When a prospect arrives at your web site, you have the ability to both reduce the time a prospect spends on a competitive web site as well as to stop them from going there altogether. What would it be worth for you to be able to stop your prospects dead in their tracks on your site?
Marketers are always looking for the mechanism that will make their web site sticky. Often we turn to the use of gimmicks in the attempt to keep the attention of prospects and customers. Home pages are full of moving flash animations, “what’s new” company news sections, flashing corporate headlines, offers, deals, and advertisements. We can be so busy creating these mechanisms that we are missing the single, most effective sticky attraction.

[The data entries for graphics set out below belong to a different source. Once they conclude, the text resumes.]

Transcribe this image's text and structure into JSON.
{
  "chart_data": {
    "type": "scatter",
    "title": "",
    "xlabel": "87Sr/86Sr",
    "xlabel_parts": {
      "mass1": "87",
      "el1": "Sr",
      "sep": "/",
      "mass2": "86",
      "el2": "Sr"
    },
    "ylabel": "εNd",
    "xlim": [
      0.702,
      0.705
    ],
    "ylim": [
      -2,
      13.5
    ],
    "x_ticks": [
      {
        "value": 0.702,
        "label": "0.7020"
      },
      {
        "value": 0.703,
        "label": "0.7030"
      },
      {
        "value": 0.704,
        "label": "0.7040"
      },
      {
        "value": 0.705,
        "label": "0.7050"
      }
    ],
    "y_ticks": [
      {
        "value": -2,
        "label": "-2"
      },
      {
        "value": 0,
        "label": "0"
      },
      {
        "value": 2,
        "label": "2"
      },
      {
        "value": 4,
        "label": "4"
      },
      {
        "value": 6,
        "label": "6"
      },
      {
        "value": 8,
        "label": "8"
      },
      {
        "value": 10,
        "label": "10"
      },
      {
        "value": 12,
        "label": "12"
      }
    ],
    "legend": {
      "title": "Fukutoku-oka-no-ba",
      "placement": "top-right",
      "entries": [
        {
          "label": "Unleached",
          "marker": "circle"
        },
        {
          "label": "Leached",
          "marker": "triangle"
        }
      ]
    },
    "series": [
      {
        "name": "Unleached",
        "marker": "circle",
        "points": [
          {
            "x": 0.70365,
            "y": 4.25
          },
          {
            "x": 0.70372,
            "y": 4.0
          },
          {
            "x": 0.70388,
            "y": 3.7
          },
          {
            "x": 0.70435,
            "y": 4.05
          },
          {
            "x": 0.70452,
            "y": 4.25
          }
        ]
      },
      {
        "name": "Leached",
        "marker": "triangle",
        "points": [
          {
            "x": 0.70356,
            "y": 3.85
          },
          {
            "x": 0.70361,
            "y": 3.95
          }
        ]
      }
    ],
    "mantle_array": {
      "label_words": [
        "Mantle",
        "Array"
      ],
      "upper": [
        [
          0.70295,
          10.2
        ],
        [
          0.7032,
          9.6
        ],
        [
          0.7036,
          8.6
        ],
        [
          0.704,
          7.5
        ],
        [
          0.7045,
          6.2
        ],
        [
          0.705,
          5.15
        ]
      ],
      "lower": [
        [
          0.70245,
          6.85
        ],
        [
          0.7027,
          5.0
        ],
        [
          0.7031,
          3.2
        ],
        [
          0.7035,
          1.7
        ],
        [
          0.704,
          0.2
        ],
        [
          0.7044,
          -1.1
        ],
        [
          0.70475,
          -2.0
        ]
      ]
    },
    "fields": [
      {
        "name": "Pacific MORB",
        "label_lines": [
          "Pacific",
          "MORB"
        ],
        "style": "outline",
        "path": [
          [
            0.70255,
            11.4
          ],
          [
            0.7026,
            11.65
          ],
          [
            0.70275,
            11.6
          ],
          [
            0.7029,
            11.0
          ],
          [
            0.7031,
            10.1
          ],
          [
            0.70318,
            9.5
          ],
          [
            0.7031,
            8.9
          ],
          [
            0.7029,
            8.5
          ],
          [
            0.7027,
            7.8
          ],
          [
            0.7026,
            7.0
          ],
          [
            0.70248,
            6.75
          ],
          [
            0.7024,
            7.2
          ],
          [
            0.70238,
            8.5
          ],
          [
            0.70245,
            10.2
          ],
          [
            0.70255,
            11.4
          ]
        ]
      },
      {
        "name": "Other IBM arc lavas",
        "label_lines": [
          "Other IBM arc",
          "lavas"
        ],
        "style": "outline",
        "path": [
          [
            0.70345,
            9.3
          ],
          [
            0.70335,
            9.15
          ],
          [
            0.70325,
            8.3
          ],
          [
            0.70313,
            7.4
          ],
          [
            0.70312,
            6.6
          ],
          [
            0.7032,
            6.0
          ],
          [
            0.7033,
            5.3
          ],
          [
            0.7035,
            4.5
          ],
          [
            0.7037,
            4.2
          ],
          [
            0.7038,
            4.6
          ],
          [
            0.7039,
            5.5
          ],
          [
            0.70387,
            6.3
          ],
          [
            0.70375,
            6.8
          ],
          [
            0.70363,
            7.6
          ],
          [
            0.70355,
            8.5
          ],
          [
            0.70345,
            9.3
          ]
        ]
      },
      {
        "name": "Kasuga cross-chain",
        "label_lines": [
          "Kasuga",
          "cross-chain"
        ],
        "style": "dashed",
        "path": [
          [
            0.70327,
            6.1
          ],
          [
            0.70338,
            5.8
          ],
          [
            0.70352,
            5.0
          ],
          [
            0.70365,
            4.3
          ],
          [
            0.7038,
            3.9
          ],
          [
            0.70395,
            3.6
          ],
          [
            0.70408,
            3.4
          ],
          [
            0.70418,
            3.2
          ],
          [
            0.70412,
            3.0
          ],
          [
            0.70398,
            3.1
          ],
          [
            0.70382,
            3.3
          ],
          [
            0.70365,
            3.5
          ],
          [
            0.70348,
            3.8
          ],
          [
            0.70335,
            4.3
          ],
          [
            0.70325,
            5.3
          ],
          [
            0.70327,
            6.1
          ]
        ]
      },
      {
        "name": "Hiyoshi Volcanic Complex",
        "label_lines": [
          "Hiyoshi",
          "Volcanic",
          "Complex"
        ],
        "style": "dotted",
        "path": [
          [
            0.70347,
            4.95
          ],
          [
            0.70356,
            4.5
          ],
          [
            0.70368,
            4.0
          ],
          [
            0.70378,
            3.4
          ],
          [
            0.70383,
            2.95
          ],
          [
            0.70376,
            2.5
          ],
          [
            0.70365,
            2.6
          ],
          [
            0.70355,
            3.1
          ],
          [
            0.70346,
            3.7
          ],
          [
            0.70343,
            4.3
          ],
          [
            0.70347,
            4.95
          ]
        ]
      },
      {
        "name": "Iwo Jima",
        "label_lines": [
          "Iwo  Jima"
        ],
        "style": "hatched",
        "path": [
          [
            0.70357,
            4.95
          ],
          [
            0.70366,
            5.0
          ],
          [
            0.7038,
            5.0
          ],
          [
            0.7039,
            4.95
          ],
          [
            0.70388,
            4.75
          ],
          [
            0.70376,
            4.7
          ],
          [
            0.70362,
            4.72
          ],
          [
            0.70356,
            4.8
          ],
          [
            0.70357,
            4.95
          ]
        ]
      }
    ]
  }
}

That attraction is comprehensive, well-organized, effectively presented information.
Prospects arrive at your web site looking for information. Depending upon the prospect, he/she may start with very little or a lot of knowledge about your product, technology, and services. The job of your web site should be to help them discover what they don’t know but need to know. Your web site should be the one stop shop for all information regarding your solution, its technology, its value, and its applicability. And this information should be organized in such a way that it is easy for your prospect to locate, consume, and return to resume their exploration where they left off.
I know marketers and sales managers who want to keep information close to their chest. I used to be one of them. We may do this because we fear disclosing too much information to our competition via the public forum the web presents. (This begs the question of how weak is the competitive advantage our product and organization offers.) In other cases, we want to “force” their prospects to come directly to us (call a sales rep) so that we can feed the prospect our valuable information and control the conversation.
Either way, when a prospect’s information needs aren’t answered via information on your web site, you are inviting them to visit a competitor’s web site.
That is how you drive your prospects to a competitor’s web site.
But you say, if they are interested and their questions aren’t answered, the prospect will contact us and start that conversation. Think again. For most prospects, it is much easier and a lot less threatening to continue the search for their answers via the Internet (after all that is how they found you) than to call you and start a conversation.